The discussion focused on approvals of temporary drug supplies when there is no prior authorization for non-formulary and/or formulary drugs that require such authorization initiated by the prescribing provider. The DCF has tracked psychotropic drug denials. Specific existing policy issues in DSS/MCO contract were noted:
· "..the MCO shall have a prior authorization process to permit access, at a minimum, to all medically necessary and appropriate drugs covered for the Medicaid fee-for-service population". This may require Prior Authorization based on medically necessity.
· Under EPSDT provisions, MH drugs deemed medially necessary should be available to HUSKY members; however Prior Authorization (PA) may still be required.
· The Pharmacy is required to provide the temporary supply of a drug if PA is not readily obtainable. At the pharmacy end, failure to provide temporary drugs may occur because:
o The pharmacy does not differentiate a member's enrollment in a health plan's commercial versus Medicaid line of business.
o Pharmacy staff, in particular part time staff, may not be aware of the Medicaid HUSKY policy.
o The pharmacy has no assurance the temporary drug cost will be reimbursed by the payer.
· Pharmacy reports to the Medicaid Council show significant variation among HUSKY MCOs in providing temporary drug supplies. The DSS stated they have been working with the MCOs on resolving the deficits in consistently applying the DSS policy. The WG recommended:
o That the DSS & MCOs come to a resolution of this issue prior to the implementation of the BH restructuring.
o The DCF provide information to the WG on the psychotropic drug denials for their clients.
o The DSS provide a report on frequency of medication rejection at the pharmacy (client leaves without the script being filled).
o DSS provide a report on any mental health drugs excluded from the MCO formularies.

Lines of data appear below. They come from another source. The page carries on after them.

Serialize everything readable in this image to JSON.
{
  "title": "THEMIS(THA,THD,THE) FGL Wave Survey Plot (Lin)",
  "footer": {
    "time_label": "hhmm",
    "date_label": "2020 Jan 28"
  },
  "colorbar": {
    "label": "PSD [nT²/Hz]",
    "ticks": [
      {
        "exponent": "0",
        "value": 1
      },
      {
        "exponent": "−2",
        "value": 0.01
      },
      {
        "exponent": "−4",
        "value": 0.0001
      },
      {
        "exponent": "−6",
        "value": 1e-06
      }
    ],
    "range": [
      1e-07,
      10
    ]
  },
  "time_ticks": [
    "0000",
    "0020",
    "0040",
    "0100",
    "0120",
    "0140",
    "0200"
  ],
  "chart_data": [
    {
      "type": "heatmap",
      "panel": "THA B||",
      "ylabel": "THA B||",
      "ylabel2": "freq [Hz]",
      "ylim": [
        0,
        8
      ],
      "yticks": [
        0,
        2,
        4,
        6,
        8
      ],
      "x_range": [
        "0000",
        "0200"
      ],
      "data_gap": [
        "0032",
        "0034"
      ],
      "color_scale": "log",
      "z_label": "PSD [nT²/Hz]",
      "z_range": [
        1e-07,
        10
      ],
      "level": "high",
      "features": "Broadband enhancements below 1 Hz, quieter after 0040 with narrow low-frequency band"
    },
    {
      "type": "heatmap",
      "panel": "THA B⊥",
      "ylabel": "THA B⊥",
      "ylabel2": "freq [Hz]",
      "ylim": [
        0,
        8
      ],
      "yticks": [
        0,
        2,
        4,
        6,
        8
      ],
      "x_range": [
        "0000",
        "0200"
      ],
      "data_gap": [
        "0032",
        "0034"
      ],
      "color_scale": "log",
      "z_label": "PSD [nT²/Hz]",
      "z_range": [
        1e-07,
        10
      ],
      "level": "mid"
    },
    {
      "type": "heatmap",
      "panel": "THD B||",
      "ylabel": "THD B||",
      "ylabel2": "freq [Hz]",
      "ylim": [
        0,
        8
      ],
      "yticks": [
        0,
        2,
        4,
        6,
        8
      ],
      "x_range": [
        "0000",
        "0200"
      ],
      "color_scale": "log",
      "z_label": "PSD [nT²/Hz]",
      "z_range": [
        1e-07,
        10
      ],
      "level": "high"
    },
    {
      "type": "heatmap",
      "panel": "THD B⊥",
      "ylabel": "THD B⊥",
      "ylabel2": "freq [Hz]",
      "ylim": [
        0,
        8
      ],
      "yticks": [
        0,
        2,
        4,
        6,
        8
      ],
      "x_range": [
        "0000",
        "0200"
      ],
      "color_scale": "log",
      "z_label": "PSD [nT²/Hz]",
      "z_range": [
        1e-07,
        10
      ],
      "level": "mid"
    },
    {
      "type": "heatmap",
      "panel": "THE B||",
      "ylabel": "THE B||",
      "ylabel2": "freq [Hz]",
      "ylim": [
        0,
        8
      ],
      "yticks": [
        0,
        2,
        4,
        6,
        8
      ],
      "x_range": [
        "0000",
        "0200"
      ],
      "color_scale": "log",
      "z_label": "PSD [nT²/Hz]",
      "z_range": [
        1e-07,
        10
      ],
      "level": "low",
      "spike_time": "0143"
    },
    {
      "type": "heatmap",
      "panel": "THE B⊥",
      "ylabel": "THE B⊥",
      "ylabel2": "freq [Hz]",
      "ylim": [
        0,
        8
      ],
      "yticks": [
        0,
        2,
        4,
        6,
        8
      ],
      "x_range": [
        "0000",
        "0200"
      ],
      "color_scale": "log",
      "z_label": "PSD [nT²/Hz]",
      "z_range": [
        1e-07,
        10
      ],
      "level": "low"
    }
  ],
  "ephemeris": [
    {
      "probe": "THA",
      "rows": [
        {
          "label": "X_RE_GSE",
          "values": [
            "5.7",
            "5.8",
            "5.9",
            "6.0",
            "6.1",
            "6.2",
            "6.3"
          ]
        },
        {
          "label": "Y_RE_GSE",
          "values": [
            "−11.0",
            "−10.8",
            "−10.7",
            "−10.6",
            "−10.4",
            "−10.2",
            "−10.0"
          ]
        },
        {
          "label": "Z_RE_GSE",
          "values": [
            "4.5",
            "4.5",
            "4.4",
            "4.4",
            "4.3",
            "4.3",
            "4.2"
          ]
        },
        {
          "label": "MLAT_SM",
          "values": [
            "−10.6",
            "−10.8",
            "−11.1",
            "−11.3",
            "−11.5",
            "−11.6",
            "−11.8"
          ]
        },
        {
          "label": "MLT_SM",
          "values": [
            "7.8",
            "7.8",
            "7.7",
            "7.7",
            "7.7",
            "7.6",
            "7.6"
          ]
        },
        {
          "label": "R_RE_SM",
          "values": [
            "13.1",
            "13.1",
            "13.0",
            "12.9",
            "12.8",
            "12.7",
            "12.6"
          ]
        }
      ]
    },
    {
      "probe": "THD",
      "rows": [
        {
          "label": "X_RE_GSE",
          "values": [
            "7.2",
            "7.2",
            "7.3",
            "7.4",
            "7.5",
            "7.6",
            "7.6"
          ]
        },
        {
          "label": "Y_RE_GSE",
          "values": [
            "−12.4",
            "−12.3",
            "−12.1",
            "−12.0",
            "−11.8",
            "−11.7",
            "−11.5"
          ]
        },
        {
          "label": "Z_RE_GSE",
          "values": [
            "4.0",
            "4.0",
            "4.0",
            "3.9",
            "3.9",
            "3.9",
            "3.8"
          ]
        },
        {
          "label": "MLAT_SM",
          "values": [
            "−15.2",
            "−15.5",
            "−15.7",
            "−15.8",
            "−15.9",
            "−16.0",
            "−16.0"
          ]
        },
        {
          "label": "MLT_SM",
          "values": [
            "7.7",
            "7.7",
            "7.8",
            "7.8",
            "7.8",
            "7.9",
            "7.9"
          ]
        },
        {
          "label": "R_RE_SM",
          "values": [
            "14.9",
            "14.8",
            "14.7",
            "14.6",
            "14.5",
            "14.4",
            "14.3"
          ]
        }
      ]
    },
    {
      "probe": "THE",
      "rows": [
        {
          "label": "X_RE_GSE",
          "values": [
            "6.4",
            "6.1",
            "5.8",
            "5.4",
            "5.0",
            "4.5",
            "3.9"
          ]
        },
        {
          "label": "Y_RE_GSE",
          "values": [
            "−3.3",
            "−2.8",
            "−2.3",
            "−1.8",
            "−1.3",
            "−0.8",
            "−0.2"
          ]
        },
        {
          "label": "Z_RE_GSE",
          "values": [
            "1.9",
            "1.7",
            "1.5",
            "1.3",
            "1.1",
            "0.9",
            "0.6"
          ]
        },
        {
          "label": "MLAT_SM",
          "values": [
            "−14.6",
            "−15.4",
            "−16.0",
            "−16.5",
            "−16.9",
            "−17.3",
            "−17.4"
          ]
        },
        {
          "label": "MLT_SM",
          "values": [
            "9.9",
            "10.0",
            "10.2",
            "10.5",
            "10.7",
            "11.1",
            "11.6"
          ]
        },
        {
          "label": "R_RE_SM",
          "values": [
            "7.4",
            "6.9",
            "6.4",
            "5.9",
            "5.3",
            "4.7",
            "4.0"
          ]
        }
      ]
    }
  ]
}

The Pharmacy issues also pertain to quality of care and access to care and as such may be referred to the QA Management & Access Work Group for recommendations for the ASO analytic process in appropriate prescribing of psychotropic medications that reflect `best practices'. The DCF protocols developed for prescribing and managing psychotropic medications for DCF children should be considered in this process.
Next meeting: Follow up
· The work group was asked to review the transitional document areas on medications, MCO/ASO coordination.
· Prior WG group of summary of recommendations to date (to be developed).
· DSS report on pharmacy rejection of scripts - those not filled upon client submission of script.
· Progress in resolution of temporary drug supply process with MCOs.
· Identify psychotropic drugs on/off each MCO formulary.
· Status of policy on 1) provisional 24 level of care authorizations when there is an authorization dispute, either between the provider & payer or family & provider and 2) telephonic expedited appeal when there is a dispute for PA or concurrent service authorization..
Next Coordination of Care Work Group meeting is April 18 at 1-3 PM at the Hartford DSS building, 11th floor.